CHENNAI: Time is running out for several thousand medical aspirants vying for the some 3,000 MBBS seats across Tamil Nadu. After a court order on Monday struck down 85 per cent reservation for Tamil Nadu state education board students in medical colleges in the state, the state government has been sitting on a proposal to challenge it in the Supreme Court. As a result, with counselling already on for those who’ve cleared the National Eligibility and Entrance Test (NEET) elsewhere, students from the state are caught in an inconvenient spot.

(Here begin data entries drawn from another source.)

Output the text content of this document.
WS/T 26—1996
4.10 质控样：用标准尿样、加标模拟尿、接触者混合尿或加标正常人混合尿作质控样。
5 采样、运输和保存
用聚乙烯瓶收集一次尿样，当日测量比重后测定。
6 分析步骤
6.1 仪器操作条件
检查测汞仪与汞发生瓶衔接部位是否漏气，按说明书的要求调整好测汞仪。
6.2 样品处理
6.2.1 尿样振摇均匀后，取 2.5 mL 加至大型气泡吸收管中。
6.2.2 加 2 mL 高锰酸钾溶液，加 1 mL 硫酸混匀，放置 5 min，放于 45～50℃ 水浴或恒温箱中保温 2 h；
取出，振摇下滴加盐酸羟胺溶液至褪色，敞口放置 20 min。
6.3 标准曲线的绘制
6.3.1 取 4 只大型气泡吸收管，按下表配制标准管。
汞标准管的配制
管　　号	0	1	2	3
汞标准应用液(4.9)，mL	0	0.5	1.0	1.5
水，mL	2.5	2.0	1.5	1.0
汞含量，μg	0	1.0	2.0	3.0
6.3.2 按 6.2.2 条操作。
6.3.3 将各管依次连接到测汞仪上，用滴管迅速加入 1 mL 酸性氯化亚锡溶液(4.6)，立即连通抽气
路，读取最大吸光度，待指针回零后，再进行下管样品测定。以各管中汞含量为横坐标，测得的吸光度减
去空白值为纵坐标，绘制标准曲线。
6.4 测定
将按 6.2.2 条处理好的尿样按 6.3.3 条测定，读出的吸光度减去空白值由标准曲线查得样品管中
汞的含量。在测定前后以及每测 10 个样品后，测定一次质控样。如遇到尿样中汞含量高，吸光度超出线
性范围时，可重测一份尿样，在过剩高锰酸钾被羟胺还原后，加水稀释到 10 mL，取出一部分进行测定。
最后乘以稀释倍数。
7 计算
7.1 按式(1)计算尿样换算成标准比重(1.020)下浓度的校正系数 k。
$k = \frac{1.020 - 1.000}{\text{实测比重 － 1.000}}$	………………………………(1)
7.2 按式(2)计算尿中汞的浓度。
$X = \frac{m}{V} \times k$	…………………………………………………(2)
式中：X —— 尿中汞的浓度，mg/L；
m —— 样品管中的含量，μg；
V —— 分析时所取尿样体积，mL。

Despite scoring a high 95 percent in Class 12, many students under the Tamil Nadu state board like Alarmel Valli will not make it to their dream MBBS course in the state. Even high scorers could not crack the mandatory NEET like their counterparts who studied under the Central Board of Secondary Education (CBSE). The Tamil Nadu government had reserved 85 per cent of the seats to help state board students, but the Madras High Court has struck it down.
“CBSE and State board syllabi are far different. How can there be a uniform exam? And we had just one month time to prepare. The government kept telling us we will be exempted from NEET,” Alarmel Valli said.
Not far away from Alarmel Valli, it’s a nightmare for CBSE student Joseph Thomas Padam as well. He slogged for a year taking a break and cracked the entrance exam after joining a coaching centre in Kerala. Still there’s uncertainty over admission as Tamil Nadu seeks exemption from NEET. There’s no sign of counselling. Time is also running out for all-India seats. Joseph Thomas said, “CBSE students are discriminated (against). Even after qualifying by merit we are stranded. This is because we are a minority. We need justice.”
Her mother T Anita added, “Doctors deal with lives. Shouldn’t merit be the criterion?”
The Tamil Nadu government abolished entrance exams a decade ago. It offered medical seats on the basis of Class 12 marks. This was done to help topper students from rural backgrounds who couldn’t afford fees for coaching centres to become doctors.
The state says it is considering challenging the Madras High Court order in the Supreme Court besides adopting an ordinance with the approval of the central government. Finance Minister D Jayakumar said, “We don’t want NEET. We are doing our best.”
The court was also critical of the quality of school education in Tamil Nadu. While the anxiety continues for medical aspirants, many ask why successive state governments failed to improve quality of school education as cited by court.